Existence of Birkhoff sections for Kupka-Smale Reeb flows of closed contact 3-manifolds

TL;DR

This paper proves that Kupka-Smale Reeb flows on closed 3-manifolds always have Birkhoff sections, with implications for generic contact forms and geodesic flows on surfaces, enhancing understanding of their dynamical structure.

Contribution

It establishes the existence of Birkhoff sections for Kupka-Smale Reeb flows on closed 3-manifolds, including generic cases for contact forms and geodesic flows.

Findings

Kupka-Smale Reeb flows admit Birkhoff sections

Generic contact forms have Birkhoff sections

Geodesic flows on surfaces have Birkhoff sections

Abstract

A Reeb vector field satisfies the Kupka-Smale condition when all its closed orbits are non-degenerate, and the stable and unstable manifolds of its hyperbolic closed orbits intersect transversely.
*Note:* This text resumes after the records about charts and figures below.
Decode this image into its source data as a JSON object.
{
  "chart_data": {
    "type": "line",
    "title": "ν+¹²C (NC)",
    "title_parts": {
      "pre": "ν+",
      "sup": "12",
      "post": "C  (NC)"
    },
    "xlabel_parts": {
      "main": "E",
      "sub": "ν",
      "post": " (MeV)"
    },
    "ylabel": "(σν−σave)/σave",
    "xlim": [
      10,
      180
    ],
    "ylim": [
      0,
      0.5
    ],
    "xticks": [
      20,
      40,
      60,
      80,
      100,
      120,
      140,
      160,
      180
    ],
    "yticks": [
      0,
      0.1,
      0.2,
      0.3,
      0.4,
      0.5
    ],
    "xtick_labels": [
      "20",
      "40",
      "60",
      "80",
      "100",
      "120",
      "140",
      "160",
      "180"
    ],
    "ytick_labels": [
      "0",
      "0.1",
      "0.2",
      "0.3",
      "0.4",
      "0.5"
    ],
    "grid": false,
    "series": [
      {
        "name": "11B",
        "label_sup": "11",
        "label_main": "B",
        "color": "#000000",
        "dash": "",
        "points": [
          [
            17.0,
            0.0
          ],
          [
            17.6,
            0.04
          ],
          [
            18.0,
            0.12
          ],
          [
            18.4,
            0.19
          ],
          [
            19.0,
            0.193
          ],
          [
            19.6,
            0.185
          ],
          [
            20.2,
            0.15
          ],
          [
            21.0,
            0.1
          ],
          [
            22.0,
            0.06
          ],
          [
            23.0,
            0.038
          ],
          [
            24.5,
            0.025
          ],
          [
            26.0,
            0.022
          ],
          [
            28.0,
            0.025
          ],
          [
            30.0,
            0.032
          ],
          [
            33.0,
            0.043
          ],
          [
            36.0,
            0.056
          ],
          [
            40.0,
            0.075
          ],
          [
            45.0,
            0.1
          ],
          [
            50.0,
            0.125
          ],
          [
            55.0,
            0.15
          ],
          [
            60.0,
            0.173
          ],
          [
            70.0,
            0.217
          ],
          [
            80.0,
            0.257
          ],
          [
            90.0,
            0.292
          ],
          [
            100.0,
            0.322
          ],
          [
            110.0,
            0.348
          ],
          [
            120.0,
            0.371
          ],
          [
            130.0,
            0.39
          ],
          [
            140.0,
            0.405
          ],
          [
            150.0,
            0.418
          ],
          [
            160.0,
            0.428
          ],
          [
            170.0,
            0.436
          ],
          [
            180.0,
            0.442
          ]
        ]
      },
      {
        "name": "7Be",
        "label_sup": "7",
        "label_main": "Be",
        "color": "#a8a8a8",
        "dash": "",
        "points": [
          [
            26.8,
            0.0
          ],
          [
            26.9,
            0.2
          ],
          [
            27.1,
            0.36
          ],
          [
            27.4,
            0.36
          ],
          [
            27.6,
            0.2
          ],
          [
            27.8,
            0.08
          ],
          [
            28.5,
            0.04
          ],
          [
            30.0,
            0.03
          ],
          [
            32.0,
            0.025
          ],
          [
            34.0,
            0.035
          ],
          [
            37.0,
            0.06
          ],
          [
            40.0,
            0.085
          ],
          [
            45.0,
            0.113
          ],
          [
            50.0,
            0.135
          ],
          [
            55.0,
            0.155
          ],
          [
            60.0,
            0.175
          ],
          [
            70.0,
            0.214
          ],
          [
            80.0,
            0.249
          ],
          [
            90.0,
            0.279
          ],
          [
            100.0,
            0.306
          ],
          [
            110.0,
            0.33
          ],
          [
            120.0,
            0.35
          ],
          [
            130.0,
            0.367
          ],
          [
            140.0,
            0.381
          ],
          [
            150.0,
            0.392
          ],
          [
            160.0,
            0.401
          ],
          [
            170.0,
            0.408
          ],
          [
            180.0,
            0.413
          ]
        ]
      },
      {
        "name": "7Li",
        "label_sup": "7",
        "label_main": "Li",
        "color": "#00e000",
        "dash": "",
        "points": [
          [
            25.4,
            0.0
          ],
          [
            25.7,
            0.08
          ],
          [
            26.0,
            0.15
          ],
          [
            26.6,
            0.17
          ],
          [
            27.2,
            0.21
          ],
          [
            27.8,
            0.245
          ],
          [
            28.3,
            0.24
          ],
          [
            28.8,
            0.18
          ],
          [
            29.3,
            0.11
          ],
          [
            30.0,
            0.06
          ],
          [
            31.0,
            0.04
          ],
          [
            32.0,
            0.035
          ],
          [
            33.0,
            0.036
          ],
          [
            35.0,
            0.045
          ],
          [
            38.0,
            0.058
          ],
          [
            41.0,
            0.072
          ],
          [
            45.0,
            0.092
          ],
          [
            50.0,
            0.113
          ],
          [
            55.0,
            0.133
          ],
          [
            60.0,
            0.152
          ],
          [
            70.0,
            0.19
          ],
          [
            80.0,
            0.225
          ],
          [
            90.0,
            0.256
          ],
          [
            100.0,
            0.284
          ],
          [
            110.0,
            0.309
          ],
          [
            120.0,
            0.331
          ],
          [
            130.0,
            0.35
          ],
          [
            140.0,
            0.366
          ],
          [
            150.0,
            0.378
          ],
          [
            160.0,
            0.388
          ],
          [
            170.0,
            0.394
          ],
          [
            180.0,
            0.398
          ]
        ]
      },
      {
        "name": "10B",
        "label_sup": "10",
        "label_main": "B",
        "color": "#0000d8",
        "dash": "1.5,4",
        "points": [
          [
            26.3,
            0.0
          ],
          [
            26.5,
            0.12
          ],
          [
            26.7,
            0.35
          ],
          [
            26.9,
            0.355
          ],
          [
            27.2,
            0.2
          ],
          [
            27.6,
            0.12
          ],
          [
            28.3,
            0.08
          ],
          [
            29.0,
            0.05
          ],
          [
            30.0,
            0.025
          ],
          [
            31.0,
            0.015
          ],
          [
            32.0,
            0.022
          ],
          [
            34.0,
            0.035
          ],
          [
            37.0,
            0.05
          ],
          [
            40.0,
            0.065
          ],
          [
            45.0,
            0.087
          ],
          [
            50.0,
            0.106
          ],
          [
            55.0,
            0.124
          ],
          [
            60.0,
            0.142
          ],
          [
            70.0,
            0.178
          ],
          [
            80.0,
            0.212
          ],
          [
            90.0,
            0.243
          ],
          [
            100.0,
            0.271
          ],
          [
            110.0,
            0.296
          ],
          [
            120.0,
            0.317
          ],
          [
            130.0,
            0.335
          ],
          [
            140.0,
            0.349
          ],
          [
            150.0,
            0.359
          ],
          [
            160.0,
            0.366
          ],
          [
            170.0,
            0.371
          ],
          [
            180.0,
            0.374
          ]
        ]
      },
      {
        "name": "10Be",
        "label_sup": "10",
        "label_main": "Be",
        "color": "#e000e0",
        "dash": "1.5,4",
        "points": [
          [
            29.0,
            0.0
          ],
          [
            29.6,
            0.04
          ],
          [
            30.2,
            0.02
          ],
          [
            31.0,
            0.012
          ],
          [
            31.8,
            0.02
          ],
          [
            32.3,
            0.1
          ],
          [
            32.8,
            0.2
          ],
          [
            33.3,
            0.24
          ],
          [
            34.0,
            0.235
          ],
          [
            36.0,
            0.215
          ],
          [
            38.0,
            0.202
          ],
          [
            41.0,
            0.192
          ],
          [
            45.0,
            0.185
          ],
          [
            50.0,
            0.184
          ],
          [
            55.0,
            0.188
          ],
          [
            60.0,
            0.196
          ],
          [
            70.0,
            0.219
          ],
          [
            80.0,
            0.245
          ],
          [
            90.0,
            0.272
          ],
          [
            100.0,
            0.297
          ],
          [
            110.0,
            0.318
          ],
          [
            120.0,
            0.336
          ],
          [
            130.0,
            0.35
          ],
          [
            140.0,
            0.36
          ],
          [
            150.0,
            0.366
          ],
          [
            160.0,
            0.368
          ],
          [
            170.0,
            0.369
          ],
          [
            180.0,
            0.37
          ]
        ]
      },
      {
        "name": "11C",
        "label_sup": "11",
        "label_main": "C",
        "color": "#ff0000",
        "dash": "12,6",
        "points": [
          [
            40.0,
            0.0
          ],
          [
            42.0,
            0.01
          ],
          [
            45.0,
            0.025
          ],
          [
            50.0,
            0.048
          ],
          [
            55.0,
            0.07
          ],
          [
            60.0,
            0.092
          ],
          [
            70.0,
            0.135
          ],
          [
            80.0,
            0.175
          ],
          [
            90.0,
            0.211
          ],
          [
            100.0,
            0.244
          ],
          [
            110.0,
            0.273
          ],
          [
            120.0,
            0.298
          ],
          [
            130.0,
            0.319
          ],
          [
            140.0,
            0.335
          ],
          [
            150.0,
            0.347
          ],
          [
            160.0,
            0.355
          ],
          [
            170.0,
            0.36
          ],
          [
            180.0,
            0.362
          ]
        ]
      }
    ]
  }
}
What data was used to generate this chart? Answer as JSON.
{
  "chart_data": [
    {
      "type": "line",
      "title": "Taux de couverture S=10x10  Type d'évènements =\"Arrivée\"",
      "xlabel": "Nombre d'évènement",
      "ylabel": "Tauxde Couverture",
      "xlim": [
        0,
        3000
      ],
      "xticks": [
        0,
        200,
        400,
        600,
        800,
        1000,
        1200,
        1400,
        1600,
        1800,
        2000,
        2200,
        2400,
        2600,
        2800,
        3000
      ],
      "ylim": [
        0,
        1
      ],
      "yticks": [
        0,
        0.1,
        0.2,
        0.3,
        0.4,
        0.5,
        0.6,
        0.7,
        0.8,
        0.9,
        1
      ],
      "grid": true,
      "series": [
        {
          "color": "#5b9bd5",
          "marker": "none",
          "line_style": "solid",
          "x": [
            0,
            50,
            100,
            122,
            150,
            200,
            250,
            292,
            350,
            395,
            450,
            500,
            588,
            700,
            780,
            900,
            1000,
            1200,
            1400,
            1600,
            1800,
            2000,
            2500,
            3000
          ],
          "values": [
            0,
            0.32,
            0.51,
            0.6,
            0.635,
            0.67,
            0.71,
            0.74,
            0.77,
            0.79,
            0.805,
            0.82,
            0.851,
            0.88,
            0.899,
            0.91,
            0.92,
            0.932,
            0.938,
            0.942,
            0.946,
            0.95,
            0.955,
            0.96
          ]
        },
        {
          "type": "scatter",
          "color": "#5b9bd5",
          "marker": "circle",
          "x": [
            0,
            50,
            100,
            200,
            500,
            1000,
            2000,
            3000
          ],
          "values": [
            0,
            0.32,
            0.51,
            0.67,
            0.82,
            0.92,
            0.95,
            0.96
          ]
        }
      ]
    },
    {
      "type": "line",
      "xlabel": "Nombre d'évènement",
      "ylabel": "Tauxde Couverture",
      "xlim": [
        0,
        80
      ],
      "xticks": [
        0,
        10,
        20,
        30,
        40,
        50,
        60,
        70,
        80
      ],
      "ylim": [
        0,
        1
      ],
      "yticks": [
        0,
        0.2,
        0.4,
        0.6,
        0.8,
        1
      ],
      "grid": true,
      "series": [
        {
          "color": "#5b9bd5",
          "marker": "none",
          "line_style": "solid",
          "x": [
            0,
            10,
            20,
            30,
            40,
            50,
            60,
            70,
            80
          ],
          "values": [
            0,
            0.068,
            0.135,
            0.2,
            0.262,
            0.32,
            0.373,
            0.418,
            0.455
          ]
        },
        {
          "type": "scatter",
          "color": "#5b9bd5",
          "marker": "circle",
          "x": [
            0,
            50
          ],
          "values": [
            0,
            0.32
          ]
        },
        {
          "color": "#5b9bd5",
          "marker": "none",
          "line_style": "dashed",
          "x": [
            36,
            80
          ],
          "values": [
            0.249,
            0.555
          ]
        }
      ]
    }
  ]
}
We show that, on a closed 3-manifold, any Reeb vector field satisfying the Kupka-Smale condition admits a Birkhoff section. In particular, this implies that the Reeb vector field of a $C^\infty$-generic contact form on a closed 3-manifold admits a Birkhoff section, and that the geodesic vector field of a $C^\infty$-generic Riemannian metric on a closed surface admits a Birkhoff section.